Trust in Public Key Ring • Key Legitimacy Field (computed by PGP) • Signature Trust Field (copies of OTF) • Owner Trust Field (assigned by the user) Public-Key Ring
Adding a new public key to your public-key ring: • Owner trust field: (signed other keys) - If you own the key - ultimate trust is automatically assigned. - If you don’t own the key - PGP asks the user: unknown, untrusted, marginally trusted, or completely trusted • Signature trust field: (trusts the signer) PGP searches the public-key ring to see if the author of this signature is among the known public-key owners. - If so, the owner trust value for this owner is assigned to the signature trust field for this signature. OWNERTRUST SIGTRUST - If not, an unknown-user value is assigned. • key-legitimacy: (the key is valid for its user) On the basis of the signature trust fields present in this entry. - If at least one signature has a value of ultimate trust, then the key legitimacy value is set to complete - Otherwise, PGP computes a weighted sum of the trust values. 1/X is given to signatures that are always trusted 1/Y is given to signatures that are usually trusted X and Y are user-configurable parameters.

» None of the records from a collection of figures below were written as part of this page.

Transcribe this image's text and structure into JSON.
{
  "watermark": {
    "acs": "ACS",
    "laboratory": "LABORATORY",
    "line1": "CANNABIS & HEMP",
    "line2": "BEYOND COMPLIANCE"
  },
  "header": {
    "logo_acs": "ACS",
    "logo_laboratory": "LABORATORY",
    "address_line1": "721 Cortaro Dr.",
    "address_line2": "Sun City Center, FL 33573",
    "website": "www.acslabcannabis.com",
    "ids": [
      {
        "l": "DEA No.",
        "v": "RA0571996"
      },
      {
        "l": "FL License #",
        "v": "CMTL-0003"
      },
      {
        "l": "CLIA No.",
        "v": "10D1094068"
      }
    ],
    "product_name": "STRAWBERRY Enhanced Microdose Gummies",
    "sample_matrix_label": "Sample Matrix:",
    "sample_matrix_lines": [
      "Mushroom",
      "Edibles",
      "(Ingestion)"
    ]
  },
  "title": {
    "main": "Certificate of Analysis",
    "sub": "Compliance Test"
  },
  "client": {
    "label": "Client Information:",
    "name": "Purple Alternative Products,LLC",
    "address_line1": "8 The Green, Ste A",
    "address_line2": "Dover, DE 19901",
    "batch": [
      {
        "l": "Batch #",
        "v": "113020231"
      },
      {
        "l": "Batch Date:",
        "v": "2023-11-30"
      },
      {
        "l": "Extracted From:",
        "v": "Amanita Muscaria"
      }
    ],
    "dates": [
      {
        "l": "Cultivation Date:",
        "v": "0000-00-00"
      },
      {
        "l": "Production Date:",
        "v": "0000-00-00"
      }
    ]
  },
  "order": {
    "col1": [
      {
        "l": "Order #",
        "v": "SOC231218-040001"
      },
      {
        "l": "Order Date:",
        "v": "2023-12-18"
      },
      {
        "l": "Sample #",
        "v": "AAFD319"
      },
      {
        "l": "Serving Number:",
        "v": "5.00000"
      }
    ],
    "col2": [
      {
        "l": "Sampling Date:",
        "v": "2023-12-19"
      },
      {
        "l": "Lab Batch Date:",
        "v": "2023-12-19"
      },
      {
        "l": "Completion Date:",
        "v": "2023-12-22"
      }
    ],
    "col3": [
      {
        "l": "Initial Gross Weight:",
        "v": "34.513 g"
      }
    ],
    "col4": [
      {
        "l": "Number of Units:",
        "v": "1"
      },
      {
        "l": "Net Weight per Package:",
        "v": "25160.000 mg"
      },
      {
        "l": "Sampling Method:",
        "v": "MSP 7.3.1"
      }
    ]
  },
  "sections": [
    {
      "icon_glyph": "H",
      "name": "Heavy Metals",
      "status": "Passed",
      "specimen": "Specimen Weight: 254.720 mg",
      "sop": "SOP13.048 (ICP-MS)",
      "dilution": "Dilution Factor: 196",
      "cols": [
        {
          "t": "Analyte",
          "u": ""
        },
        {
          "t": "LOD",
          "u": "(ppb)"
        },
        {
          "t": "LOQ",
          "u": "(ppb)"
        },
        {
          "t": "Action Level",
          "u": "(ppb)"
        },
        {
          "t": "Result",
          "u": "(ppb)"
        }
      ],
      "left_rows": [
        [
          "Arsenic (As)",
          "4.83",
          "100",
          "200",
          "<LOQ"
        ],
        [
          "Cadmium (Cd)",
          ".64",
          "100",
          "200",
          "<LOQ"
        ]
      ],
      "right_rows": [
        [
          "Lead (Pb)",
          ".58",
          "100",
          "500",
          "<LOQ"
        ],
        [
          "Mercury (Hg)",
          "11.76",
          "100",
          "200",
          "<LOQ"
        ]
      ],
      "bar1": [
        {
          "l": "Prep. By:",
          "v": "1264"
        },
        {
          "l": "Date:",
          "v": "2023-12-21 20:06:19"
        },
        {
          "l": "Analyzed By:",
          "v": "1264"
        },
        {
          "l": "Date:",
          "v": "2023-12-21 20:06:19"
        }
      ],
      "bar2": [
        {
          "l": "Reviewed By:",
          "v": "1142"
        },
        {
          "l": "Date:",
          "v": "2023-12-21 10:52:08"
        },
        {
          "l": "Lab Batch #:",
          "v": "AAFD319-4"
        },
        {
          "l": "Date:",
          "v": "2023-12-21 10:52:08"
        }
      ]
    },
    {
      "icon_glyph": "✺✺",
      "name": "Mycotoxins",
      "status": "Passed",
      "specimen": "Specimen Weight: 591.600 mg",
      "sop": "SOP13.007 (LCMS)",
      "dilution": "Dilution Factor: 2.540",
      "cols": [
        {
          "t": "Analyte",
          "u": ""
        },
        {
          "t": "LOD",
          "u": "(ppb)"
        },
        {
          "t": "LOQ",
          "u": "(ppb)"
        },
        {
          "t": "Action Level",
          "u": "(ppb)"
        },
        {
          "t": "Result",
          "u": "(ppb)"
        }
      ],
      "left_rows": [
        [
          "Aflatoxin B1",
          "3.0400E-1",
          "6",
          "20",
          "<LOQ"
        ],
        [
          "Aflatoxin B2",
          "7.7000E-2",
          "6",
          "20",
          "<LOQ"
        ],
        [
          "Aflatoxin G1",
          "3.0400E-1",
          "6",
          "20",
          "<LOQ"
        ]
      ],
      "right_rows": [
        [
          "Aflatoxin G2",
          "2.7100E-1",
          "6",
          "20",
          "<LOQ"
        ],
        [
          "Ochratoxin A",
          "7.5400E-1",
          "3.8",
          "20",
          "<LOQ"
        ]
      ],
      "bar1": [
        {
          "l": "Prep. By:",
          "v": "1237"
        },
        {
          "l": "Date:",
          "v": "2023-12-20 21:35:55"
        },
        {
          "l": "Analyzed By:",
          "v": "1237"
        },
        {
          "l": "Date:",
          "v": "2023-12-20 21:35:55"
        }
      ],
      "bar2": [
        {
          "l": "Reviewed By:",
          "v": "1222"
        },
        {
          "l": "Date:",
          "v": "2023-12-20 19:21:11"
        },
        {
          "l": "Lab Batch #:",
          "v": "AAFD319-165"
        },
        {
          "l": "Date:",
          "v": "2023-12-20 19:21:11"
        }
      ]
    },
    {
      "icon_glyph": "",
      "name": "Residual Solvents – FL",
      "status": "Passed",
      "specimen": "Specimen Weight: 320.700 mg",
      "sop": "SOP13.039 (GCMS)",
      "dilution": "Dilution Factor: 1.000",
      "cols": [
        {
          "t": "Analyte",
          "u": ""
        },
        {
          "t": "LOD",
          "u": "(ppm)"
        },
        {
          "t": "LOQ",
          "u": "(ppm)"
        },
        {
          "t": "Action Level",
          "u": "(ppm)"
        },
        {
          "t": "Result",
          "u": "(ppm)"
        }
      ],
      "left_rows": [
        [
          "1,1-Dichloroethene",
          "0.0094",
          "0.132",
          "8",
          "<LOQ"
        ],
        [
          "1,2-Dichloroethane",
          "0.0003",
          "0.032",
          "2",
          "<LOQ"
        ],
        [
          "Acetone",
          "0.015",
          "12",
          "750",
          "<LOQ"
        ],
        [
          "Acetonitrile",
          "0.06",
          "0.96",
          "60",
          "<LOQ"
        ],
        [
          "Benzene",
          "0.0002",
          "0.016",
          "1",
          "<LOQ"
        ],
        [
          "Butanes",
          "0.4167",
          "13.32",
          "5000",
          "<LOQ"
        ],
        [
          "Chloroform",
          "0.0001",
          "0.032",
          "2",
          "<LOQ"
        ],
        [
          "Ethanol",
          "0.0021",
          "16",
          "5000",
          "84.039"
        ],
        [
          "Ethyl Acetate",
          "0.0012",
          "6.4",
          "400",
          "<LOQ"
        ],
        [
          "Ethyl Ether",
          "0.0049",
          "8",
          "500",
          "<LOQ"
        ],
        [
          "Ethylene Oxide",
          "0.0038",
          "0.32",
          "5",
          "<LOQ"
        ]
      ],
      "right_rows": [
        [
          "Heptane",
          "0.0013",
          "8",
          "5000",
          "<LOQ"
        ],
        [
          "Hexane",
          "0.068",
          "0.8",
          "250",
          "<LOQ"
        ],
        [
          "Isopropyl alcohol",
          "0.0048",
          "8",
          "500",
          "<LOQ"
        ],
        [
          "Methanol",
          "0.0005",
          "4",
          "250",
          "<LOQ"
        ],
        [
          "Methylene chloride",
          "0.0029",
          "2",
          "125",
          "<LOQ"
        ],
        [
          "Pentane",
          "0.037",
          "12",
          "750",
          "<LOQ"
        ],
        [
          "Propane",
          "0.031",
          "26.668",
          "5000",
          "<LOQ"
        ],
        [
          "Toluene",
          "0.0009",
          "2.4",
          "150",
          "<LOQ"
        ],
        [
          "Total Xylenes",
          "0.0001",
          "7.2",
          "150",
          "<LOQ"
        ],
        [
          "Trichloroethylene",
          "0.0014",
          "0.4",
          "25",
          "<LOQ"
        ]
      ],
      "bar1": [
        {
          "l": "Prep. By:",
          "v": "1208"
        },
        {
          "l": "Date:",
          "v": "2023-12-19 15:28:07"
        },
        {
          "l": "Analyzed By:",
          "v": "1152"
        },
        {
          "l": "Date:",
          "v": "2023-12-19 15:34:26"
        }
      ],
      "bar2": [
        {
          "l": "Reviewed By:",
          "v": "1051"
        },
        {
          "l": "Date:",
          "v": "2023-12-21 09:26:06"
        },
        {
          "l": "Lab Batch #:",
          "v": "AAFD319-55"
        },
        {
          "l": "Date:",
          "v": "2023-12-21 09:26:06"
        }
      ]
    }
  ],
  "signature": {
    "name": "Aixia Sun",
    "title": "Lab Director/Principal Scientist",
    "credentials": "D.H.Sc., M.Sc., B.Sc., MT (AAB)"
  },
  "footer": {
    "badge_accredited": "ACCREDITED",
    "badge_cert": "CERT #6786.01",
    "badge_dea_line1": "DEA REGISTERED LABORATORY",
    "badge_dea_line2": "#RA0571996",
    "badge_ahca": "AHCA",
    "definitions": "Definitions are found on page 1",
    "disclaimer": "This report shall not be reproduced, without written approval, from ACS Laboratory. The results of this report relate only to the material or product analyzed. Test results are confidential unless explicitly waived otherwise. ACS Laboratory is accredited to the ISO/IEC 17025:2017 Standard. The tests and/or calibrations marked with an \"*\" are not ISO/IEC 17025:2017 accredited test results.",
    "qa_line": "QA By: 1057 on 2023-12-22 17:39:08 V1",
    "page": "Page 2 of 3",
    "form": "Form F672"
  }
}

Revoking Public Keys • When exposure suspects or simply avoiding the use of the same key for an extended period • The owner issue a key revocation certificate • Signed by the owner , with the corresponding private key • Same form of normal signature certificate but includes an indicator that the purpose of this certificate is to revoke the use of this public key • The owner should disseminate this certificate as widely and as quickly as possible opponent NOTE: An opponent who has compromised the private-key of an owner can also issue such a certificate. However, this would deny the opponent as well as the legitimate owner the use of the public Key – seems much less likely threat.